Há 100 anos, insurgia-se uma revolução na Rússia que levaria ao fim o regime czarista, com a deposição e fuzilamento do czar e sua família, e a chegada ao poder dos bolcheviques, liderados por Vladimir Ilyitch Ulianov, o Lênin, em outubro de 1917. Não demorou para o país ser rebatizado de União das Repúblicas Socialistas Soviéticas – URSS e se tornar protagonista nas disputas mundiais. Para os revolucionários, esse era apenas o primeiro passo no processo que levaria o bolchevismo a todo o mundo.
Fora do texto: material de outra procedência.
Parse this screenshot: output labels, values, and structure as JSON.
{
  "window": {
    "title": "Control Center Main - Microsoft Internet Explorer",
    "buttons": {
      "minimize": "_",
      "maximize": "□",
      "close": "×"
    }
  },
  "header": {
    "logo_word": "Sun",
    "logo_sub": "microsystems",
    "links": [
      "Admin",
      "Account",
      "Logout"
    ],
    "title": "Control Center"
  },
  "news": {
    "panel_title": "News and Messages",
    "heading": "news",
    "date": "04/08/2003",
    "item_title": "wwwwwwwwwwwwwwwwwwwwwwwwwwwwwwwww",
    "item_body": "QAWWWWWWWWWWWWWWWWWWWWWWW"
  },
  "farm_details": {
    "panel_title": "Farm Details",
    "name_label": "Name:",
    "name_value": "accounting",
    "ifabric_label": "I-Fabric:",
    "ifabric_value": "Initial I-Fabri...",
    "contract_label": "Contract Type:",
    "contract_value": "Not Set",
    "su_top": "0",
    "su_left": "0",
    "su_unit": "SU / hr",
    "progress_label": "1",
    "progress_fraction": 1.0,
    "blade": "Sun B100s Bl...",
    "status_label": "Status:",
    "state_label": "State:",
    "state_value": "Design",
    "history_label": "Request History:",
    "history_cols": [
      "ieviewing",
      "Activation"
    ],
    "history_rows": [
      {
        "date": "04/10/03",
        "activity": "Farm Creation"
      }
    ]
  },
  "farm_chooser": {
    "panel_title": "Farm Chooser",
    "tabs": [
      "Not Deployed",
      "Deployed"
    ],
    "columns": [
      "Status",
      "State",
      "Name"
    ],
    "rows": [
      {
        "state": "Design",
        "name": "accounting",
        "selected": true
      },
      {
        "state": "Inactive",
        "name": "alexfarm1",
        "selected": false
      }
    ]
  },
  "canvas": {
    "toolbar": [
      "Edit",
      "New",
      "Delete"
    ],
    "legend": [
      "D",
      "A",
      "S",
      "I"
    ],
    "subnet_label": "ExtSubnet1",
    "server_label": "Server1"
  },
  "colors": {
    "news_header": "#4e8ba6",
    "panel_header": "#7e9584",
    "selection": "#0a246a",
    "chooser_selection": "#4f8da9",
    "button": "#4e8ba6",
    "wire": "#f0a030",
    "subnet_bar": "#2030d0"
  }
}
Os fatos mostram que essas expectativas não se confirmaram. Mas é inegável o papel central da Revolução de Outubro nos acontecimentos que se seguiram (Guerra Fria, Revolução Cubana, Guerra da Coreia…). Essa forte influência ultrapassou as barreiras da política e reverberou nas artes. Maiakóvski, Malevitch, Stravinski, Stanislavski e Eisenstein são alguns dos artistas cujas obras refletem esse contexto. A arte russa foi marcada pela revolução – seja pela adesão ou negação – e este é o ponto de partida da nossa capa.


Como coloca Fábio Andrade, em seu artigo, a despeito do fracasso das grandes revoluções, o homem contemporâneo segue precisando delas, mas, agora, num contexto de micropolíticas. “Com o desgaste das grandes utopias, das promessas de um futuro de justiça social amplo e definitivo, encaramos a dura tarefa de pensar a mudança ao alcance da mão, perto de casa, na relação com o vizinho, com nossos filhos, nossos amantes. Uma revolução diária que parece ser o tom da literatura”, escreve.


Além da discussão desse tema instigante, trazemos para nossas páginas a tradição das parteiras, cujo dia internacional é celebrado em 5 de maio. Viajamos por algumas regiões de Pernambuco e conversamos com mulheres que ajudam outras a trazerem seus filhos ao mundo através de um conhecimento ancestral, carregado de afeto, espiritualidade e rituais.


Nesse olhar para o interior fomos também até a Usina Santa Terezinha, situada no município de Água Preta, na Mata Sul do estado, onde teve início, em 2015, o projeto Usina de Arte, que se propõe a mudar a paisagem dessa região, tomada pela cana-de-açúcar, através de residências artísticas, oficinas e incentivo à economia criativa.